A small group of bishops considered this heresy, a fatal concession to modernity. But the Americans, led by Murray, and the East-Central Europeans, led by the 45-year-old archbishop of Krakow, Karol Wojtyla (now Pope John Paul II), prevailed. And then, unexpectedly, came the politically explosive consequences of their victory.

It turns out that religious freedom is not an inert doctrine; it has dramatic public consequences. For if there is a sanctuary of conscience inside every human person where no earthly power can legitimately tread, then the state is, by definition, a limited state. In that sanctuary of conscience, we are wrestling with matters of ultimate importance. To say that the state has no business interfering in that conversation means that the fundamentally important matters in life are the business of other communities. And that implies social pluralism.

Thus religious freedom is not just anti-totalitarian and anti-authoritarian. The doctrine of religious freedom gives the church a certain populist cast. Indeed, it requires the church to stand with those who challenge the modern state’s pretensions to omnicompetence and omnipotence.

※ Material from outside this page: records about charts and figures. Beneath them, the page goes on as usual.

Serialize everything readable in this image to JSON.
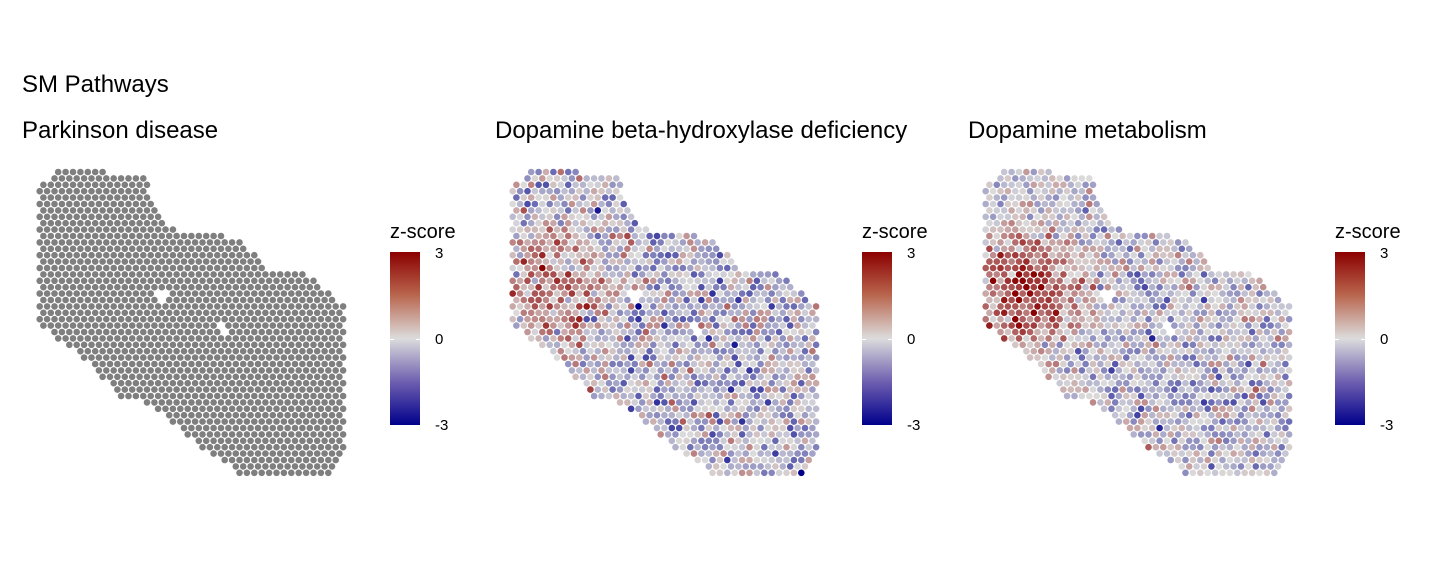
{
  "figure": {
    "title": "SM Pathways"
  },
  "legend": {
    "title": "z-score",
    "max_label": "3",
    "mid_label": "0",
    "min_label": "-3"
  },
  "colors": {
    "high": "#8b0000",
    "mid": "#dcdcdc",
    "low": "#00008b",
    "na": "#7f7f7f"
  },
  "chart_data": [
    {
      "type": "heatmap",
      "title": "Parkinson disease",
      "fill": "#7f7f7f",
      "color_scale": {
        "label": "z-score",
        "limits": [
          -3,
          3
        ],
        "breaks": [
          -3,
          0,
          3
        ]
      },
      "hotspot": null
    },
    {
      "type": "heatmap",
      "title": "Dopamine beta-hydroxylase deficiency",
      "color_scale": {
        "label": "z-score",
        "limits": [
          -3,
          3
        ],
        "breaks": [
          -3,
          0,
          3
        ]
      },
      "hotspot": "upper-left, moderate"
    },
    {
      "type": "heatmap",
      "title": "Dopamine metabolism",
      "color_scale": {
        "label": "z-score",
        "limits": [
          -3,
          3
        ],
        "breaks": [
          -3,
          0,
          3
        ]
      },
      "hotspot": "upper-left, strong"
    }
  ]
}
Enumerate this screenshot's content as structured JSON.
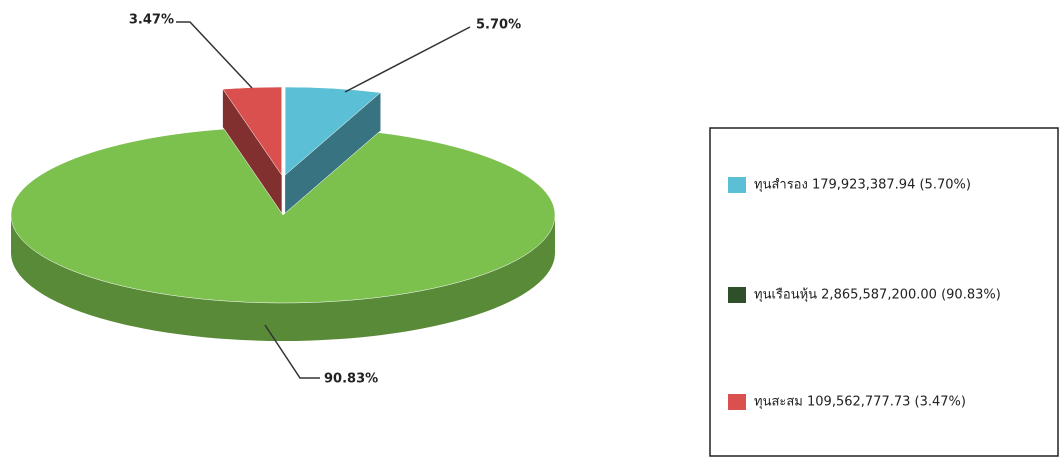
{
  "chart_data": {
    "type": "pie3d",
    "categories": [
      "ทุนสำรอง",
      "ทุนเรือนหุ้น",
      "ทุนสะสม"
    ],
    "values": [
      5.7,
      90.83,
      3.47
    ],
    "value_labels": [
      "5.70%",
      "90.83%",
      "3.47%"
    ],
    "legend_labels": [
      "ทุนสำรอง 179,923,387.94 (5.70%)",
      "ทุนเรือนหุ้น 2,865,587,200.00 (90.83%)",
      "ทุนสะสม 109,562,777.73 (3.47%)"
    ],
    "colors": [
      "#5bbfd6",
      "#7cc04e",
      "#d9504f"
    ],
    "exploded": [
      true,
      false,
      true
    ]
  }
}
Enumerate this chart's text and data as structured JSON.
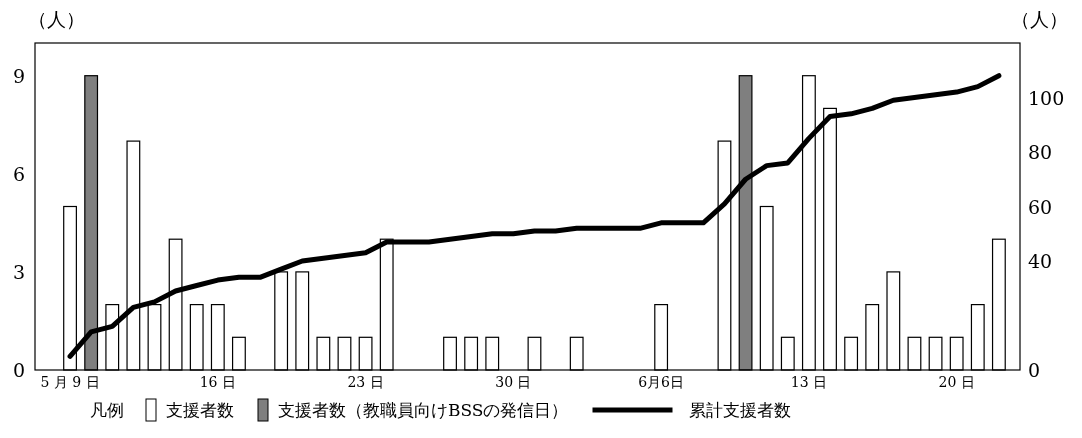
{
  "chart_data": {
    "type": "bar",
    "ylabel": "（人）",
    "y2label": "（人）",
    "legend_title": "凡例",
    "legend": "bottom",
    "grid": false,
    "categories": [
      "5 月 9 日",
      null,
      null,
      null,
      null,
      null,
      null,
      "16 日",
      null,
      null,
      null,
      null,
      null,
      null,
      "23 日",
      null,
      null,
      null,
      null,
      null,
      null,
      "30 日",
      null,
      null,
      null,
      null,
      null,
      null,
      "6月6日",
      null,
      null,
      null,
      null,
      null,
      null,
      "13 日",
      null,
      null,
      null,
      null,
      null,
      null,
      "20 日",
      null,
      null
    ],
    "ylim": [
      0,
      10
    ],
    "yticks": [
      0,
      3,
      6,
      9
    ],
    "y2lim": [
      0,
      120
    ],
    "y2ticks": [
      0,
      40,
      60,
      80,
      100
    ],
    "series": [
      {
        "name": "支援者数",
        "color": "#ffffff",
        "values": [
          5,
          null,
          2,
          7,
          2,
          4,
          2,
          2,
          1,
          0,
          3,
          3,
          1,
          1,
          1,
          4,
          0,
          0,
          1,
          1,
          1,
          0,
          1,
          0,
          1,
          0,
          0,
          0,
          2,
          0,
          0,
          7,
          null,
          5,
          1,
          9,
          8,
          1,
          2,
          3,
          1,
          1,
          1,
          2,
          4
        ]
      },
      {
        "name": "支援者数（教職員向けBSSの発信日）",
        "color": "#7f7f7f",
        "values": [
          null,
          9,
          null,
          null,
          null,
          null,
          null,
          null,
          null,
          null,
          null,
          null,
          null,
          null,
          null,
          null,
          null,
          null,
          null,
          null,
          null,
          null,
          null,
          null,
          null,
          null,
          null,
          null,
          null,
          null,
          null,
          null,
          9,
          null,
          null,
          null,
          null,
          null,
          null,
          null,
          null,
          null,
          null,
          null,
          null
        ]
      },
      {
        "name": "累計支援者数",
        "type": "line",
        "axis": "y2",
        "color": "#000000",
        "values": [
          5,
          14,
          16,
          23,
          25,
          29,
          31,
          33,
          34,
          34,
          37,
          40,
          41,
          42,
          43,
          47,
          47,
          47,
          48,
          49,
          50,
          50,
          51,
          51,
          52,
          52,
          52,
          52,
          54,
          54,
          54,
          61,
          70,
          75,
          76,
          85,
          93,
          94,
          96,
          99,
          100,
          101,
          102,
          104,
          108
        ]
      }
    ]
  }
}
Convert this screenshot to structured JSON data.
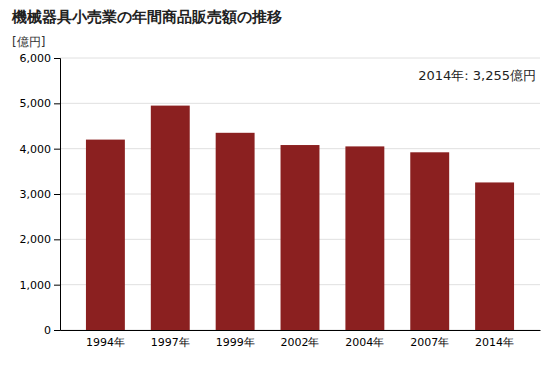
{
  "chart_data": {
    "type": "bar",
    "title": "機械器具小売業の年間商品販売額の推移",
    "ylabel": "[億円]",
    "annotation": "2014年: 3,255億円",
    "categories": [
      "1994年",
      "1997年",
      "1999年",
      "2002年",
      "2004年",
      "2007年",
      "2014年"
    ],
    "values": [
      4200,
      4950,
      4350,
      4080,
      4050,
      3920,
      3255
    ],
    "color": "#8B2020",
    "ylim": [
      0,
      6000
    ],
    "yticks": [
      0,
      {
        "value": 1000,
        "label": "1,000"
      },
      {
        "value": 2000,
        "label": "2,000"
      },
      {
        "value": 3000,
        "label": "3,000"
      },
      {
        "value": 4000,
        "label": "4,000"
      },
      {
        "value": 5000,
        "label": "5,000"
      },
      {
        "value": 6000,
        "label": "6,000"
      }
    ],
    "grid": true
  }
}
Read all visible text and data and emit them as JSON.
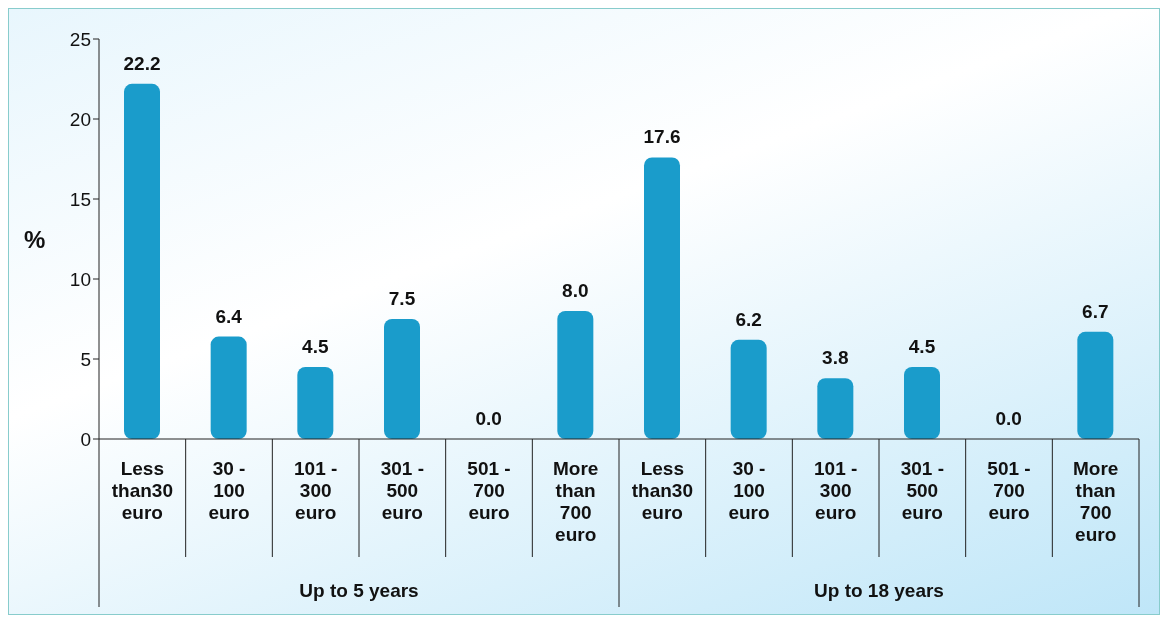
{
  "chart_data": {
    "type": "bar",
    "ylabel": "%",
    "categories": [
      "Less than30 euro",
      "30 - 100 euro",
      "101 - 300 euro",
      "301 - 500 euro",
      "501 - 700 euro",
      "More than 700 euro",
      "Less than30 euro",
      "30 - 100 euro",
      "101 - 300 euro",
      "301 - 500 euro",
      "501 - 700 euro",
      "More than 700 euro"
    ],
    "values": [
      22.2,
      6.4,
      4.5,
      7.5,
      0.0,
      8.0,
      17.6,
      6.2,
      3.8,
      4.5,
      0.0,
      6.7
    ],
    "color": "#1a9ccb",
    "ylim": [
      0,
      25
    ],
    "yticks": [
      0,
      5,
      10,
      15,
      20,
      25
    ],
    "value_labels": [
      "22.2",
      "6.4",
      "4.5",
      "7.5",
      "0.0",
      "8.0",
      "17.6",
      "6.2",
      "3.8",
      "4.5",
      "0.0",
      "6.7"
    ],
    "annotations": [
      "Up to 5 years",
      "Up to 18 years"
    ]
  }
}
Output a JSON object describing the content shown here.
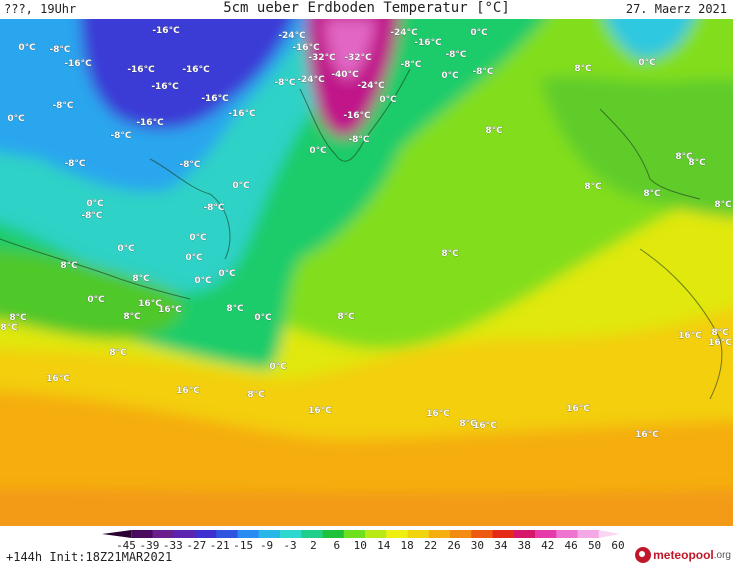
{
  "header": {
    "location": "???, 19Uhr",
    "title": "5cm ueber Erdboden Temperatur [°C]",
    "date": "27. Maerz 2021"
  },
  "map_labels": [
    {
      "text": "-16°C"
    },
    {
      "text": "-24°C"
    },
    {
      "text": "-24°C"
    },
    {
      "text": "0°C"
    },
    {
      "text": "0°C"
    },
    {
      "text": "-8°C"
    },
    {
      "text": "-16°C"
    },
    {
      "text": "-16°C"
    },
    {
      "text": "-32°C"
    },
    {
      "text": "-32°C"
    },
    {
      "text": "-16°C"
    },
    {
      "text": "-8°C"
    },
    {
      "text": "-16°C"
    },
    {
      "text": "-16°C"
    },
    {
      "text": "-8°C"
    },
    {
      "text": "-24°C"
    },
    {
      "text": "-40°C"
    },
    {
      "text": "-8°C"
    },
    {
      "text": "0°C"
    },
    {
      "text": "-8°C"
    },
    {
      "text": "0°C"
    },
    {
      "text": "-8°C"
    },
    {
      "text": "-24°C"
    },
    {
      "text": "8°C"
    },
    {
      "text": "-16°C"
    },
    {
      "text": "-16°C"
    },
    {
      "text": "0°C"
    },
    {
      "text": "-8°C"
    },
    {
      "text": "-16°C"
    },
    {
      "text": "-16°C"
    },
    {
      "text": "0°C"
    },
    {
      "text": "-16°C"
    },
    {
      "text": "8°C"
    },
    {
      "text": "-8°C"
    },
    {
      "text": "-8°C"
    },
    {
      "text": "0°C"
    },
    {
      "text": "8°C"
    },
    {
      "text": "-8°C"
    },
    {
      "text": "-8°C"
    },
    {
      "text": "8°C"
    },
    {
      "text": "0°C"
    },
    {
      "text": "8°C"
    },
    {
      "text": "8°C"
    },
    {
      "text": "0°C"
    },
    {
      "text": "-8°C"
    },
    {
      "text": "8°C"
    },
    {
      "text": "0°C"
    },
    {
      "text": "0°C"
    },
    {
      "text": "0°C"
    },
    {
      "text": "8°C"
    },
    {
      "text": "0°C"
    },
    {
      "text": "8°C"
    },
    {
      "text": "0°C"
    },
    {
      "text": "8°C"
    },
    {
      "text": "8°C"
    },
    {
      "text": "0°C"
    },
    {
      "text": "8°C"
    },
    {
      "text": "8°C"
    },
    {
      "text": "8°C"
    },
    {
      "text": "8°C"
    },
    {
      "text": "16°C"
    },
    {
      "text": "8°C"
    },
    {
      "text": "0°C"
    },
    {
      "text": "8°C"
    },
    {
      "text": "16°C"
    },
    {
      "text": "16°C"
    },
    {
      "text": "8°C"
    },
    {
      "text": "0°C"
    },
    {
      "text": "16°C"
    },
    {
      "text": "16°C"
    },
    {
      "text": "8°C"
    },
    {
      "text": "16°C"
    },
    {
      "text": "16°C"
    },
    {
      "text": "16°C"
    },
    {
      "text": "16°C"
    },
    {
      "text": "16°C"
    },
    {
      "text": "16°C"
    }
  ],
  "legend": {
    "labels": [
      "-45",
      "-39",
      "-33",
      "-27",
      "-21",
      "-15",
      "-9",
      "-3",
      "2",
      "6",
      "10",
      "14",
      "18",
      "22",
      "26",
      "30",
      "34",
      "38",
      "42",
      "46",
      "50",
      "60"
    ],
    "colors": [
      "#2a0033",
      "#4a0a5e",
      "#6a1f8c",
      "#5a23b0",
      "#3f2fd0",
      "#2f55e0",
      "#2a8cf0",
      "#27b8e8",
      "#2fd8cf",
      "#20d08a",
      "#1ec23a",
      "#6fe01e",
      "#b9ea18",
      "#eeee10",
      "#f2d40e",
      "#f5b010",
      "#f38a12",
      "#ee5a14",
      "#e62a18",
      "#d6166a",
      "#e63aaa",
      "#ee74d0",
      "#f5a8e6",
      "#fad6f2"
    ]
  },
  "footer": {
    "run_info": "+144h Init:18Z21MAR2021",
    "logo_name": "meteopool",
    "logo_tld": ".org"
  }
}
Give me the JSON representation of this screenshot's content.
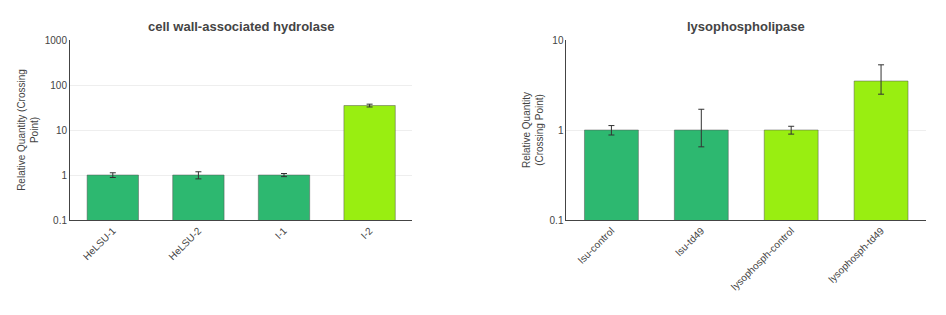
{
  "chart_data": [
    {
      "type": "bar",
      "title": "cell wall-associated hydrolase",
      "categories": [
        "HeLSU-1",
        "HeLSU-2",
        "I-1",
        "I-2"
      ],
      "values": [
        1.0,
        1.0,
        1.0,
        35.0
      ],
      "errors_up": [
        0.12,
        0.18,
        0.08,
        2.5
      ],
      "errors_down": [
        0.12,
        0.18,
        0.08,
        2.5
      ],
      "colors": [
        "#2db870",
        "#2db870",
        "#2db870",
        "#99ee11"
      ],
      "ylabel": "Relative Quantity (Crossing\nPoint)",
      "log": "y",
      "ylim": [
        0.1,
        1000
      ],
      "yticks": [
        0.1,
        1,
        10,
        100,
        1000
      ],
      "grid": true
    },
    {
      "type": "bar",
      "title": "lysophospholipase",
      "categories": [
        "lsu-control",
        "lsu-td49",
        "lysophosph-control",
        "lysophosph-td49"
      ],
      "values": [
        1.0,
        1.0,
        1.0,
        3.5
      ],
      "errors_up": [
        0.12,
        0.7,
        0.1,
        1.8
      ],
      "errors_down": [
        0.12,
        0.35,
        0.1,
        1.0
      ],
      "colors": [
        "#2db870",
        "#2db870",
        "#99ee11",
        "#99ee11"
      ],
      "ylabel": "Relative Quantity\n(Crossing Point)",
      "log": "y",
      "ylim": [
        0.1,
        10
      ],
      "yticks": [
        0.1,
        1,
        10
      ],
      "grid": true
    }
  ]
}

In the years after Vatican II, the Declaration of Religious Freedom, conceived as a piece of theological housekeeping, quickly began to inspire a Catholic human-rights revolution around the world. A church that had long been regarded as the last bastion of the old order now assertively defended the basic rights of the human person whether they were threatened by commissar, caudillo or bureaucrat. That made the church a major player in the third wave of democratization--as a rogues gallery including Ferdinand Marcos, Wojciech Jaruzelski and Augusto Pinochet could attest.

Andre Malraux said that the 21st Century would be religious or it would not be. State-sanctioned religion is often regarded as inherently coercive, divisive and violent; a glance at the headlines assures us that it can, in fact, be all of that. But 30 years ago, the bishops of Vatican II gave religious tolerance a religious foundation and put the Catholic Church, which now has 1 billion adherents around the world, on the side of persuasion and dialogue. That teaching helped topple dictators at the end of the 20th Century. It may help the world survive the 21st.